Sunday, October 7, 2007

will conferences lose their appeal in valley

Today was the start of yet another conference around facebook applications called Graphing Social Patterns. A must go conference, so everyone says. Many of my friends are going to be visiting, many hope they could have. Dave is a blogger I respect, though I dont agree with him sometimes.

Another must go conference called CommunityNext around the same subject was wrapping up organized by kind of friend (we met) Noah Kagan.

The common theme around both of these conferences remain the same. Speakers from media, VC and top facebook applications gather and preach the best way to develop apps, the value of social graph, how this is the next best thing invented since sliced bread and arguing about the yet but slowly emerging business models around facebook and social networking economy.

All is good but do you really need to be in the conference to get to hear what is going to be said in these times. There are so many bloggers that I am anyways inundated with the feeds, I am almost always behind trying to play catchup all the time. Ditto for business networking. Given the plethora of meetups in the valley around your favorite subjects you dont really need to be in these conferences unless you are either trying to expand your team or meet VC's. I would comment later on futility of meeting a VC during such conferences, but thats for later.

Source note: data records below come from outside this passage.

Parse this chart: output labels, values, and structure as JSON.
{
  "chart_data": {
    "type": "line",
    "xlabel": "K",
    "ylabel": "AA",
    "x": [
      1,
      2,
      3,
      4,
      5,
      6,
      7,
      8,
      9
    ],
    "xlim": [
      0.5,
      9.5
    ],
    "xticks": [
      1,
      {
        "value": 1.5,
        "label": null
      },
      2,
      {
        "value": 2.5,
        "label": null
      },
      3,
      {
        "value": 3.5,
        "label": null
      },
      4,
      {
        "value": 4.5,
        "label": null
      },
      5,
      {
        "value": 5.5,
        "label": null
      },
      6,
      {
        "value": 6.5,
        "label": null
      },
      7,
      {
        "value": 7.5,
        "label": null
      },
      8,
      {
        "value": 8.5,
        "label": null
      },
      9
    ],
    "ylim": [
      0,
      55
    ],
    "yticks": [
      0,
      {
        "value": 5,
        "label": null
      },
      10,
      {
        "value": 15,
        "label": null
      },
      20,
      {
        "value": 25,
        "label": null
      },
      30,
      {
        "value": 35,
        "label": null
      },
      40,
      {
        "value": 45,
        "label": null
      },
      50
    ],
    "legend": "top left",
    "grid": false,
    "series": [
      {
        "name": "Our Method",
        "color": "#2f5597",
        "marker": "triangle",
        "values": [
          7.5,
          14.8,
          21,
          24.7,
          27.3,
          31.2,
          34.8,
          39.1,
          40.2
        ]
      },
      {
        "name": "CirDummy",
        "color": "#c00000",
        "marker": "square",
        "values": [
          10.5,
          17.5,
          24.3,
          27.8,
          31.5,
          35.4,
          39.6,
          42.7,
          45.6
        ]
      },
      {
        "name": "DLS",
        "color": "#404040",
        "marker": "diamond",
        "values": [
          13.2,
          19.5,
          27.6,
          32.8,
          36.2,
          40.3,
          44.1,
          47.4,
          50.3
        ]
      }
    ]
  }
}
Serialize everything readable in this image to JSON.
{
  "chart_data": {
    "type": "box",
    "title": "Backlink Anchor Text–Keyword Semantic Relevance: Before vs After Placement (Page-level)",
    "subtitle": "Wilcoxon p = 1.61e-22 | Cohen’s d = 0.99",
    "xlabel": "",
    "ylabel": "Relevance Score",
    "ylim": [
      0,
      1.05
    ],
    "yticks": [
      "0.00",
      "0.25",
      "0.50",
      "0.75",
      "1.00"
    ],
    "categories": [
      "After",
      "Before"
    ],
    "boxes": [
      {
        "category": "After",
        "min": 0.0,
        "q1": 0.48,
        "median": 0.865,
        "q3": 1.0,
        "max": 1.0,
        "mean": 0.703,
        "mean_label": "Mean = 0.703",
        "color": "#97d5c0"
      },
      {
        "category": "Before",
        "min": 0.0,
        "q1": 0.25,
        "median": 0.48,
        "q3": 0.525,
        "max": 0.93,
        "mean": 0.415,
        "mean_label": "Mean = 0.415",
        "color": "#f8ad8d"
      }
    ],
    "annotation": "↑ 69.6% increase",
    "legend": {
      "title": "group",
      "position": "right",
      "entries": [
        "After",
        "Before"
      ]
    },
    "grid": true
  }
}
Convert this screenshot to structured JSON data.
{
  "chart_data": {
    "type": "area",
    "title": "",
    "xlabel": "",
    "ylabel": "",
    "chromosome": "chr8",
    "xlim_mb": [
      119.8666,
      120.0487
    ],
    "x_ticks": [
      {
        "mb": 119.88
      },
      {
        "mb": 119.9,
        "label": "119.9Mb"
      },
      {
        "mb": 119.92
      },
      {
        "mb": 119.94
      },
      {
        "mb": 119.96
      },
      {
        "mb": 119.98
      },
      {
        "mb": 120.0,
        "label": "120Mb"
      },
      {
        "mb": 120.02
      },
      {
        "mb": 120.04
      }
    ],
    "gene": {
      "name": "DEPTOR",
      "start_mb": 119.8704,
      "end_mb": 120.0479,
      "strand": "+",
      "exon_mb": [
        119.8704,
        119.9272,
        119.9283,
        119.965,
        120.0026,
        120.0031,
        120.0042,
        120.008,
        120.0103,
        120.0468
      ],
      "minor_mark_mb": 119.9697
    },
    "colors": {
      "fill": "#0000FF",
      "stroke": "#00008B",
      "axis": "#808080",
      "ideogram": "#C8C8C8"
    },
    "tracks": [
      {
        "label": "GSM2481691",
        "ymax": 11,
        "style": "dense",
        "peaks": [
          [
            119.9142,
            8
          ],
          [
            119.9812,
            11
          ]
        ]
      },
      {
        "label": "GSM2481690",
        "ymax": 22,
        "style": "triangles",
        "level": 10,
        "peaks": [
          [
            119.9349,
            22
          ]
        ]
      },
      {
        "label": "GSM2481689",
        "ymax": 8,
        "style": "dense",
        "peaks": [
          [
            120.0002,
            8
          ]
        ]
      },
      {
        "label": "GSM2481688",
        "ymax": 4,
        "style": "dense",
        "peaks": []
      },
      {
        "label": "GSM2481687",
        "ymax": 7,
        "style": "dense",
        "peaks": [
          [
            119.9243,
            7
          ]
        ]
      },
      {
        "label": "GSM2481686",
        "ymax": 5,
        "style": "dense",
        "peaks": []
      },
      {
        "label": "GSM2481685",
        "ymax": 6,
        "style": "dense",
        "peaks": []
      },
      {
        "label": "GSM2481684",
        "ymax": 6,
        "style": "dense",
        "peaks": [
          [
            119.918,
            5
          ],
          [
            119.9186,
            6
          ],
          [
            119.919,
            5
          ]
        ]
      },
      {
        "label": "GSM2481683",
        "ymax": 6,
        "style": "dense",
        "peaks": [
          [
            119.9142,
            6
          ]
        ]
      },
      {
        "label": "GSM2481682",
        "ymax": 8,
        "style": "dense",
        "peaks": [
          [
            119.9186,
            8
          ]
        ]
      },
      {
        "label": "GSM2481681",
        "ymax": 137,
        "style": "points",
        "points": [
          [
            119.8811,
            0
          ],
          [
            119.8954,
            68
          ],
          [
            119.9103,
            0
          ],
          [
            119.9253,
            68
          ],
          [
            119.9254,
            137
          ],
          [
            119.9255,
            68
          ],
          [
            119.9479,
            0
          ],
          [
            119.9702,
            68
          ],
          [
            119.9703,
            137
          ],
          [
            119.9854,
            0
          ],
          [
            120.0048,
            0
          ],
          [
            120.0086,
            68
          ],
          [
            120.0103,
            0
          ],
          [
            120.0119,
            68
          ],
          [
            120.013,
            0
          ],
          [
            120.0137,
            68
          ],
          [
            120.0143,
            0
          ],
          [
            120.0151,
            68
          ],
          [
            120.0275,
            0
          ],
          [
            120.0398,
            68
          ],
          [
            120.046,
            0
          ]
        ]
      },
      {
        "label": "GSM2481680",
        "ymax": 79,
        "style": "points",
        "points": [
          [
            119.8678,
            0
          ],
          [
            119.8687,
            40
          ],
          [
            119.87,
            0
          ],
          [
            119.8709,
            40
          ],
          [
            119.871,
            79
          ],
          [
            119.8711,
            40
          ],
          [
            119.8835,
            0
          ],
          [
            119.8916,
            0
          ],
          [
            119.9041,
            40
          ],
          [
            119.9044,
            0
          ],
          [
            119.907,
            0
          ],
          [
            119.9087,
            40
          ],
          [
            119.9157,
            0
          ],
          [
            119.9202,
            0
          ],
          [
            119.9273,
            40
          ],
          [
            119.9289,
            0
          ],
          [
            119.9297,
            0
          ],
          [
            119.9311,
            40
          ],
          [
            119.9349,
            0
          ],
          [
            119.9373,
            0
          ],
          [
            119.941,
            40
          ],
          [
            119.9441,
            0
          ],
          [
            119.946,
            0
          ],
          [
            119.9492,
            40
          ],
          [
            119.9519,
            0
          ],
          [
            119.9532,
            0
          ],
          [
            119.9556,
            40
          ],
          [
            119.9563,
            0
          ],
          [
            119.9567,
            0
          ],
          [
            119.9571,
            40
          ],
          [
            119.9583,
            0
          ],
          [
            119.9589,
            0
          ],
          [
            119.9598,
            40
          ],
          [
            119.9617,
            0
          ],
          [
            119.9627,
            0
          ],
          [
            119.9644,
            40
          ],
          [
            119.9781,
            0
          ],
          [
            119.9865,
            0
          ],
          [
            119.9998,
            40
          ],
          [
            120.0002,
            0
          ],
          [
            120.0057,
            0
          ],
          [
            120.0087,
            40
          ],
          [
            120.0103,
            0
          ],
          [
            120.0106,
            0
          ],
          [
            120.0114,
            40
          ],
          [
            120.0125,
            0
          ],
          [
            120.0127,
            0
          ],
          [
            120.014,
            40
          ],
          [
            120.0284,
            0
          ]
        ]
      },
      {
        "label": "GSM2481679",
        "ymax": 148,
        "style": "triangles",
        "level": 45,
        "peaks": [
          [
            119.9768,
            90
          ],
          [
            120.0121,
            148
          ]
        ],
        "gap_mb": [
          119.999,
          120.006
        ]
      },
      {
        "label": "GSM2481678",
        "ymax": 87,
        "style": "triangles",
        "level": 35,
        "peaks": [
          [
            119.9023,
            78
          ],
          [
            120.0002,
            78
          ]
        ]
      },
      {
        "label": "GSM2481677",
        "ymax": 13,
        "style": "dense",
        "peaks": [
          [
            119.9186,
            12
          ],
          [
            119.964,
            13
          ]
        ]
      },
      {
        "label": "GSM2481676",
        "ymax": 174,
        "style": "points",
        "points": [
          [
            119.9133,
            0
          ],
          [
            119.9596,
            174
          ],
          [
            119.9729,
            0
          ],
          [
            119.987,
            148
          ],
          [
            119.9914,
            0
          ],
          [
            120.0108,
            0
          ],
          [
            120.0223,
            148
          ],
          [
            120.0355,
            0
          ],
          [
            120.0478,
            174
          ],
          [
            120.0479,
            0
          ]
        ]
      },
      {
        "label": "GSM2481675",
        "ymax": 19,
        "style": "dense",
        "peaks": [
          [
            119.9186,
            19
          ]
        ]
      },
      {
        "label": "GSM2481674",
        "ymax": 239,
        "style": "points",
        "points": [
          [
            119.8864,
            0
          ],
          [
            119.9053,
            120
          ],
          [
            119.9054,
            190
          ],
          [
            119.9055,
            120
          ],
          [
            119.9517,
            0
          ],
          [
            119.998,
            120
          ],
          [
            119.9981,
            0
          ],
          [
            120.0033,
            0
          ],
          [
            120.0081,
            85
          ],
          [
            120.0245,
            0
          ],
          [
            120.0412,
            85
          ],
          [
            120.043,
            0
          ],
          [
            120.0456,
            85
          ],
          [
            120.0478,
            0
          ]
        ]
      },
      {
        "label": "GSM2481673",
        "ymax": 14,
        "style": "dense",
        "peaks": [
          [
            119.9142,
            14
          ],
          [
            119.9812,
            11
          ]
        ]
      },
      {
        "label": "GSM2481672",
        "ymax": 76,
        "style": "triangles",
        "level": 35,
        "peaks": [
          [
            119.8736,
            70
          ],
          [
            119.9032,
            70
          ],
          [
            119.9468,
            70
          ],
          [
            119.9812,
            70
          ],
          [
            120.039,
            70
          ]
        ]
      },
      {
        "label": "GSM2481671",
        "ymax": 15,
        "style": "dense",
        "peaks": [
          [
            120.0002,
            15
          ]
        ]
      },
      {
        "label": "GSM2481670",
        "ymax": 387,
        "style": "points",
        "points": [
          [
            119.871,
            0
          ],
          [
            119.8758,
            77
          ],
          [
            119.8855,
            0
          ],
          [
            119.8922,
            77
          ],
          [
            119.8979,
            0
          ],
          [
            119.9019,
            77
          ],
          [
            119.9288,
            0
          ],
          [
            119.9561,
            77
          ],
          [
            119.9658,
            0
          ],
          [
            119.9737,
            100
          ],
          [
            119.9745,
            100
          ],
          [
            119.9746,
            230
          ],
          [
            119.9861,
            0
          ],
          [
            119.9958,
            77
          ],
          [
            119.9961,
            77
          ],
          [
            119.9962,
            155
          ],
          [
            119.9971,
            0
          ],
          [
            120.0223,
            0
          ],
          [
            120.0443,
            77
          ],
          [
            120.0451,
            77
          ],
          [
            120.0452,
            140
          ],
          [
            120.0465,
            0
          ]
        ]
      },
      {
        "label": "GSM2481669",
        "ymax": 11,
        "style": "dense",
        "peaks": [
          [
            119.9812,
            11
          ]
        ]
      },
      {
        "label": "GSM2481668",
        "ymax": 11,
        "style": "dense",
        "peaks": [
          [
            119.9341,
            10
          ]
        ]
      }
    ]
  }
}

And then I find it funny for small startups having to pay hundred of dollars. Hosting and attending a conference is not inexpensive.

So the question is, will conferences lose their appeal in the years ahead?

1 comment:

techwag said...

I am now convinced. for example, I decided to look at the thread trail of the ongoing conference

http://twitter.com/graphingsocial/with_friends

it seems nothing but mouthpiece of companies to advertise their offering, telling the world how good they are. And to hear that, the attendees paid 400 bucks a day.wow.